У. Г.: Я пытаюсь загонять вас в угол, где вы ничего не можете с этим поделать. Нет способа понять и нет никакого запредельного. Пока ты чего‑то добиваешься, ты уходишь от самого себя. Когда заканчивается это движение, которое обладает гигантской инерцией, накопленной за миллионы лет, это приводит к взрыву и он изменяет всю структуру твоего физического существа.

Внезапно активируются все железы, которые были неактивными. Вместо ума, управлявшего телом, им начинает руководить так называемая шишковидная железа, находящаяся вот здесь [позади лба], которую индуисты называют аджня‑чакра. Больше нет «я», ничего, это чистое сознание.

Ты заново рождаешься, это то, что говорит Библия: семя должно умереть, чтобы быть рожденным снова.

 

Терри: Это механический, автоматический процесс?

У. Г.: Это механический процесс. Это то, что пытались делать йоги, чтобы вызывать изменение в структуре тела.

 

Терри: Насучат, что все механическое неправильно.

У. Г.: Да, вас учат использовать свою волю. Именно этому учат дома и в школах. Ты должен использовать свою волю, иначе будешь никем и все будут наступать тебе на ноги.

 

Терри: Что вы имеете в виду под механическим?

У. Г.: Все ваши действия механические. Вы пытаетесь манипулировать этими ощущениями, действиями, потому что хотите что‑то от них получать. Вы хотите использовать эти чувства для собственной выгоды, для собственного удовольствия, и тем самым уничтожаете чувства.

 

Терри: Почему мы вообще к чему‑то стремимся?

У. Г.: Это часть человеческого сознания. Три четверти миллиарда людей находятся в состоянии постоянного поиска. Здесь состояние другое, это естественное состояние, являющееся состоянием Будды, Иисуса и всех тех, кто вышел из мысленной структуры.
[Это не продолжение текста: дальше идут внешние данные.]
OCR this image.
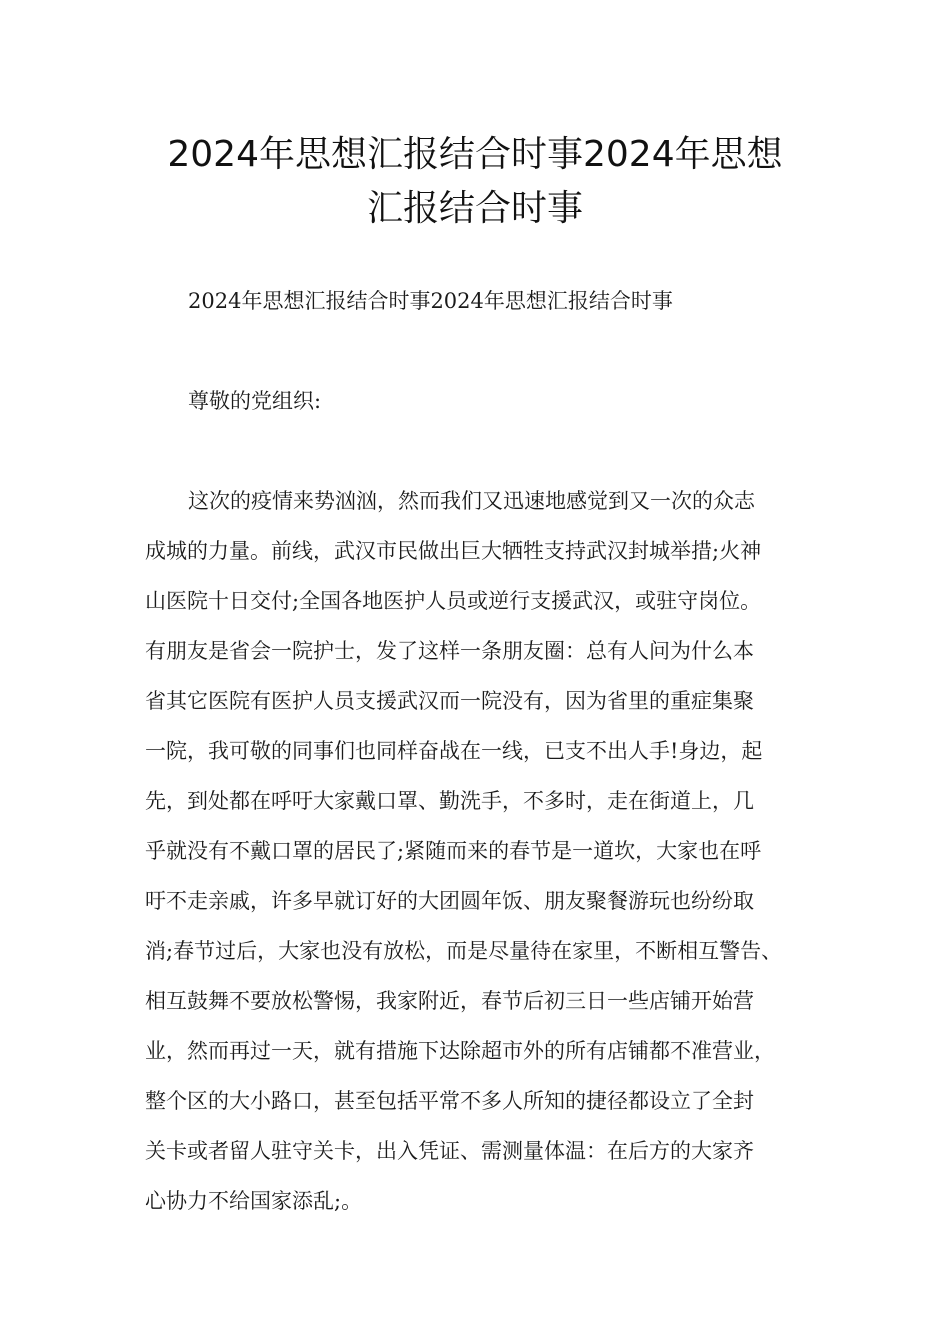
2024年思想汇报结合时事2024年思想
汇报结合时事

2024年思想汇报结合时事2024年思想汇报结合时事

尊敬的党组织:

这次的疫情来势汹汹，然而我们又迅速地感觉到又一次的众志
成城的力量。前线，武汉市民做出巨大牺牲支持武汉封城举措;火神
山医院十日交付;全国各地医护人员或逆行支援武汉，或驻守岗位。
有朋友是省会一院护士，发了这样一条朋友圈：总有人问为什么本
省其它医院有医护人员支援武汉而一院没有，因为省里的重症集聚
一院，我可敬的同事们也同样奋战在一线，已支不出人手!身边，起
先，到处都在呼吁大家戴口罩、勤洗手，不多时，走在街道上，几
乎就没有不戴口罩的居民了;紧随而来的春节是一道坎，大家也在呼
吁不走亲戚，许多早就订好的大团圆年饭、朋友聚餐游玩也纷纷取
消;春节过后，大家也没有放松，而是尽量待在家里，不断相互警告、
相互鼓舞不要放松警惕，我家附近，春节后初三日一些店铺开始营
业，然而再过一天，就有措施下达除超市外的所有店铺都不准营业，
整个区的大小路口，甚至包括平常不多人所知的捷径都设立了全封
关卡或者留人驻守关卡，出入凭证、需测量体温：在后方的大家齐
心协力不给国家添乱;。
Эти неугомонность и постоянный поиск будут продолжаться и продолжаться, и не будет никакого покоя, если только человеческое сознание не найдет свой уровень.

 

Терри: Кажется, что никогда невозможно ответить на вопрос, почему ты ищешь, потому что как только ты отвечаешь на вопрос, ты возвращаешься к началу и говоришь «ах».

У. Г.: Если ты это осознаешь, если это случается, то это конец.

 

Терри: Прекратятся ли вопросы, если ты осознаешь эту круговую природу всего процесса вопрошания?

У. Г.: Можно я вам кое‑что скажу? У вас нет вашего собственного вопроса. Задайте вопрос, который вы можете назвать своим, вопрос, которого раньше не задавали. (Долгое молчание.)

Это похоже на то, как учитель математики создает задачи из ответов. Он знает ответ и потому дает тебе задачу. (Взрывы смеха.)

 

Терри: Так что мы знаем ответ.

У. Г.: Проблемой является вопрошающий.

 

Терри: Вы называли мысль буржуазной. Мне кажется, что невозможно отказываться от мысли или своего мышления так, как ты отказываешься от материального имущества, своей собственности.

У. Г.: Там имеется вложение, и отказ от него будет подобен самоубийству. Вы испуганы.

 

Терри: Это только страх или что‑то еще?

У. Г.: Внешнее и внутреннее – не две разные вещи. Когда вы видите, как трудно вызвать изменение внутри себя, вы понимаете, что столь же трудно изменять внешнее. Вы хотите изменять внешнее, чтобы приводить его в соответствие со своим представлением. Вас не интересует изменение ради изменения.

 

* * *

 

У. Г.: Вы слышали историю о ленивом сыне? Этот сын, молодой парень, не хотел ничего делать. Он предпочел бы просто где‑то сидеть и смотреть на мир. Он становился такой проблемой, что его отец сперва посылал его в школу, потом к специалисту и, наконец, к психологу. Он пробовал все, но ничто не меняло поведение его сына. Наконец, он пошел к святому человеку и попросил у него совета. Святой направил его к человеку, жившему под деревом примерно в двух милях оттуда. Отец взял сына, пришел к человеку, живущему под деревом, и попросил его о помощи. И тот сказал: «Почему вы привели его ко мне, я ничему не могу его научить». Отец сказал, что просить его о помощи ему посоветовал святой. «Ладно, – сказал тот человек, – оставьте его здесь и приходите через два месяца». Спустя два месяца отец вернулся, чтобы увидеть, каких успехов достиг его сын. И учитель, и ученик лежали под деревом. Отец прождал три дня, но ни учитель, ни его сын не двинулись с места. Он не знал, что делать, и поскольку был очень голоден, залез на дерево, ел плоды и оттуда наблюдал за обоими парнями. Прошло еще три дня, и с дерева упал плод; учитель подобрал его и съел. Спустя еще два дня с дерева упал еще один плод. И сын сказал: «Отец, подбери его и положи мне в рот».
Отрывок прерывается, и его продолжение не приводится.